Before federal officials can approve projects that could affect the bears — such as underground blasting to identify oil deposits or heavy construction — they must assess whether the work would change their behavior or kill them, known as “incidental take.” They also have to determine how significantly these changes would affect the overall population.

This year, Arctic summer sea ice shrunk to the second-lowest level since satellite records began 42 years ago, according to the National Snow and Ice Data Center. The report finds that no cubs born during the lowest summer sea ice year on record, 2012, survived.

Reilly, who has been USGS director since 2018, has repeatedly questioned his agency’s projections of climate impacts on everything from flooding to species, according to several current and former USGS employees who spoke on the condition of anonymity to describe internal deliberations. The agency, which ranks as the Interior Department’s largest scientific branch and conducts much of its climate research, often publishes research that underpins federal policy.

In the fastest-warming spot on the globe, Trump expands oil drilling

Two internal staff memos obtained by The Post recount the many questions Reilly has raised about the new paper. One written Sept. 11 describes how he raised concerns about researchers using “too many assumptions” to estimate the number of dens. The Aug. 20 memo recounts Reilly as having asked: “How do know where dens are? We should be able to document where every one is on the map.” Agency researchers replied that while they use thermal sensing and satellite data, an exact count is not feasible given the fact that polar bears’ terrain stretches across a vast area.

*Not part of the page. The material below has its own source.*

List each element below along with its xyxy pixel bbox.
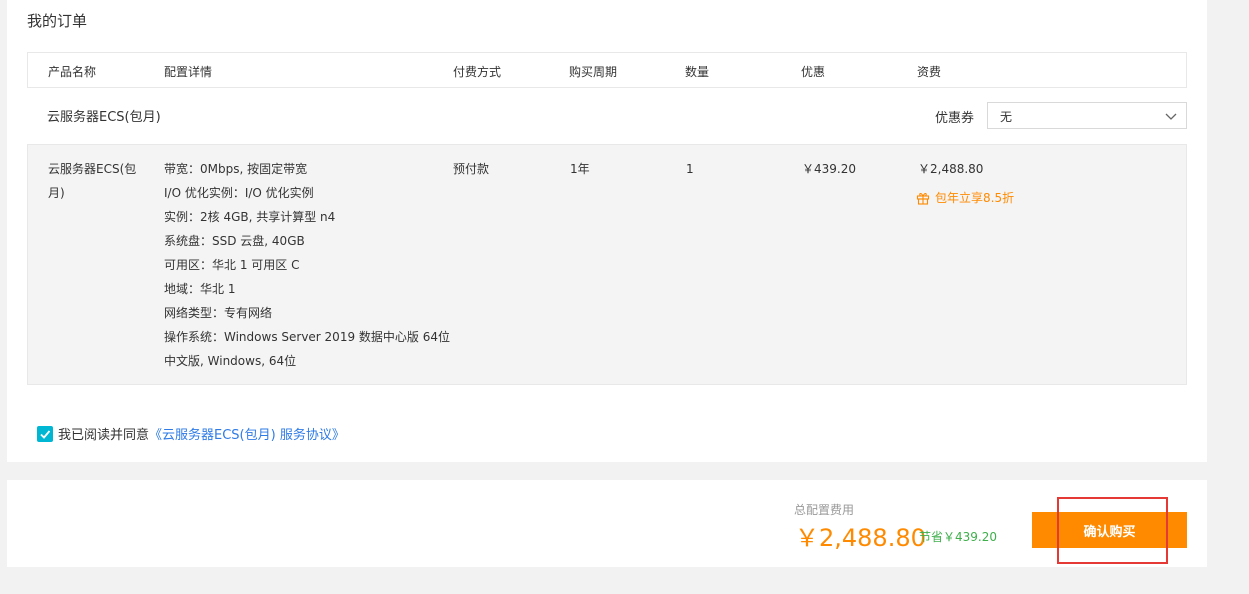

“It is not practical to expect to be able to map the locations of all dens in the population, ‘mark’ or count all individuals in the population,” the Aug. 20 memo reads.

Andrew Derocher, a University of Alberta biology professor and polar bear expert, said that dens are buried under snow in “a featureless environment” and that scientists are trying to spot holes that are sometimes 12 inches across. “These are just massive areas,” he said. “You’ll never find them all.”

Reilly also questioned the decision to include accompanying data compiled by Steven Amstrup, who served as the lead polar bear researcher for the agency’s Alaska Science Center between 1980 and 2010. Amstrup now serves as chief scientist for Polar Bears International and has voiced opposition to the administration’s expansion of drilling on Alaska’s North Slope.

“As the member of an NGO that advocates for protections related to polar bears, is this a conflict of interest or inappropriate that he is a coauthor on those reports?” the Sept. 11 memo reads.

Agency scientists reply in the memo that Amstrup was not involved in the new assessment but had to be cited because he had identified dens and polar bear locations as the top polar bear researcher at USGS for 30 years.

Several experts who have reviewed the study provided by The Post said its findings were in line with other peer-reviewed assessments of polar bears in the southern Beaufort Sea region. The population has suffered steep declines in the past few decades as the sea ice they use for hunting and shelter has melted, a trend likely to accelerate in coming years.